As a scientist, I see nothing to discount straightforward belief in Scripture, when considering the mechanisms in nature. Those which have been considered in this chapter could be added to by many more intricately balanced mechanisms which overwhelmingly testify to a creative hand.
As a scientist, I see nothing to discount straightforward belief in Scripture.
Many, of course, refuse to acknowledge the evidence for design in nature because they make the untestable assumption of atheism. If someone seriously did doubt the design of a modern airliner, that person could be convinced by taking him into an aircraft factory and introducing him to the teams of design engineers. In the same way, man’s prejudice against design in creation can only really be answered by a radical change of heart and by personally meeting the Author of all. In the end the difference between these two worldviews is due to religious differences. I believe that it is because humans do not want to be accountable to a Creator God that they persist with a theory which has little evidence to support it.
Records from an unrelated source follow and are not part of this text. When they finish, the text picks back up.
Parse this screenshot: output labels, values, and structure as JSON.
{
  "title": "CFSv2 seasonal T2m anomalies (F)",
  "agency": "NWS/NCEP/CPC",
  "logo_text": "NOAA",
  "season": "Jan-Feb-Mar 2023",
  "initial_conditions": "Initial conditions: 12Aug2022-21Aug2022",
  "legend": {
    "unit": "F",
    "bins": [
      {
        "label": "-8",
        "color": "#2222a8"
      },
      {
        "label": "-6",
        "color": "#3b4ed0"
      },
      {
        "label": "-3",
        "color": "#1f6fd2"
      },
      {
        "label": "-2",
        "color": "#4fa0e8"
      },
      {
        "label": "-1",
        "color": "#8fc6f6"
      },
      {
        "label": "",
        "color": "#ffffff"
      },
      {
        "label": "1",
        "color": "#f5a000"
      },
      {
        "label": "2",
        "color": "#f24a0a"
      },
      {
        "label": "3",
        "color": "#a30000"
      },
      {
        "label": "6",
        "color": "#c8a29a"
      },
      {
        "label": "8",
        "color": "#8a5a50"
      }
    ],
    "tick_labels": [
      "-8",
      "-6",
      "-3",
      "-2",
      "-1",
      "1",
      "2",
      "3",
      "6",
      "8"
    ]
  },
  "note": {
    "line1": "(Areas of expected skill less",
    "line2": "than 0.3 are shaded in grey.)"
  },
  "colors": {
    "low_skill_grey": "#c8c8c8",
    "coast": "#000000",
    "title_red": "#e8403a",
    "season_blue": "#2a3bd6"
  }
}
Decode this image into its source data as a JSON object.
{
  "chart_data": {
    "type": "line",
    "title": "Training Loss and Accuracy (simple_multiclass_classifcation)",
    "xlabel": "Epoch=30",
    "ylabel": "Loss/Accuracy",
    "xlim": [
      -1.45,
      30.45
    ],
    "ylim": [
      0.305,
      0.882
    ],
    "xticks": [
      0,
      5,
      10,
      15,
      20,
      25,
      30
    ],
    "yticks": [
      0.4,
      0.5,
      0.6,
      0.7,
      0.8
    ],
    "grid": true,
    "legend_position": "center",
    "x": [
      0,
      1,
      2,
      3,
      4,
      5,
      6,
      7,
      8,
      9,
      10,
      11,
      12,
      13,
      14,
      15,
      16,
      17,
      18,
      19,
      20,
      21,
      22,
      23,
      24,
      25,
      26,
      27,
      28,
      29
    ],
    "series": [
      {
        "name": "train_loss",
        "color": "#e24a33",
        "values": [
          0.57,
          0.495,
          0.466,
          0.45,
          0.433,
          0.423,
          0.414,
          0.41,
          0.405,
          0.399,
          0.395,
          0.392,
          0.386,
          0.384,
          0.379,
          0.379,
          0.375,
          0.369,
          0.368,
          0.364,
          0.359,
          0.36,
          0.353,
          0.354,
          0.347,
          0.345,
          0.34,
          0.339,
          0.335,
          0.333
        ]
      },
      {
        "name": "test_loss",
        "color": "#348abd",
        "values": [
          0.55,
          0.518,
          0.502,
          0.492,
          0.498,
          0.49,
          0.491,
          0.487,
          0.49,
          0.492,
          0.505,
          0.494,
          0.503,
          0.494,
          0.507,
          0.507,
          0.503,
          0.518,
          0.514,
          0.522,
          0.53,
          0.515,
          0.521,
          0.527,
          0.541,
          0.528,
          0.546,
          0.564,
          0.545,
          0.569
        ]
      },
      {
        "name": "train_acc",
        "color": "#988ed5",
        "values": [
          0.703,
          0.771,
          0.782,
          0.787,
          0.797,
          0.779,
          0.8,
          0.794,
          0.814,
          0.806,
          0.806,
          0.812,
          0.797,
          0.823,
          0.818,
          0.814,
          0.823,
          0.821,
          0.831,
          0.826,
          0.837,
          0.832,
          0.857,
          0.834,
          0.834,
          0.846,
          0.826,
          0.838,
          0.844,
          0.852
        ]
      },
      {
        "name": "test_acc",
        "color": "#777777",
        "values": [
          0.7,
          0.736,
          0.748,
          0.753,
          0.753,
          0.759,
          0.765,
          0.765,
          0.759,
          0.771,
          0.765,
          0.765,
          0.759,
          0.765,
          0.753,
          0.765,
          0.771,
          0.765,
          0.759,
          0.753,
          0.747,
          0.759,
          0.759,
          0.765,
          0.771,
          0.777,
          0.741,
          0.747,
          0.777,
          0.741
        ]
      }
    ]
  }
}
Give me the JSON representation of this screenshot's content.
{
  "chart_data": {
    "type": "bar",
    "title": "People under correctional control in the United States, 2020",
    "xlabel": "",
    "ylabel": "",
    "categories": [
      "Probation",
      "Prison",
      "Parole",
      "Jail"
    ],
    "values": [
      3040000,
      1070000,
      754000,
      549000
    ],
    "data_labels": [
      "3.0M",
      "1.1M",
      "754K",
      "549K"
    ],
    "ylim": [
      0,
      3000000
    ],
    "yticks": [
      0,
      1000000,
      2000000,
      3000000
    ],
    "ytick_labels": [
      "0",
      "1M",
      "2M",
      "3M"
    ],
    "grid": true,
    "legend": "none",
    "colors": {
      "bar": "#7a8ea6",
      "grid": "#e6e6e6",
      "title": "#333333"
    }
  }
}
Furthermore, in the view of this author, there is much in the fossil record which is entirely consistent with catastrophic destruction in a worldwide Flood. We have for too long underestimated the forces of nature, and only perhaps in recent decades have geologists (some reluctantly) returned to a catastrophic view of many rock layers.
In June 1991 the volcano Pinatubo in the Philippines erupted with a cloud of ash 130,000 feet (over 24 miles) high and 10 miles wide. Pyroclastic flows devastated the landscape, with later further volcanic ash and mud flowing for thousands of square miles. The volcanic blast in 1883 at Krakatau (in between the Sumatra and Java islands of Indonesia) was even greater; this was heard 2,900 miles away, with rocks thrown 34 miles high into the atmosphere and dust falling 3,313 miles away ten days after the explosion. A tsunami (tidal wave) 100 feet high was created, which travelled right across the Indian Ocean at 450 mph, and volcanic mist circled the earth and turned the sun blue and green.
On May 18, 1980, probably the most well-documented recent volcanic eruption took place at Mount St. Helens in Washington state. The top of the mountain was completely removed and a hot blast ripped away 150 square miles of forest. The movement of the mountain caused a wave nearly 900 feet high to move across Spirit Lake, with the effect that approximately one million tree trunks found their way into the lake. Many others were pushed further down into lower regions by mudflows and were actually observed upright, roots down, moving at great speed in the mudflows.
Not until this eruption had it been quite appreciated what the immediate aftermath of volcanic eruptions can sometimes cause. Sediments 600 feet thick were exposed by subsequent mudflows carving their way through the initial sediments before they had hardened. The Toutle River canyon, formed in 1980, is effectively a miniature 1/40th version of the Grand Canyon. The implication is that the Colorado River is not the way the world’s greatest canyon was formed, that is, by slow erosion. All the evidence is consistent with massive volcanic and sedimentary upheaval on a continental scale, followed by the bursting of great dams of water, and clay breaking and causing subsequent massive mudflows, entirely consistent with the description in the book of Genesis of the Great Flood.
When the Bible speaks historically (and literary experts agree Genesis is written as history), I believe we can trust what it says.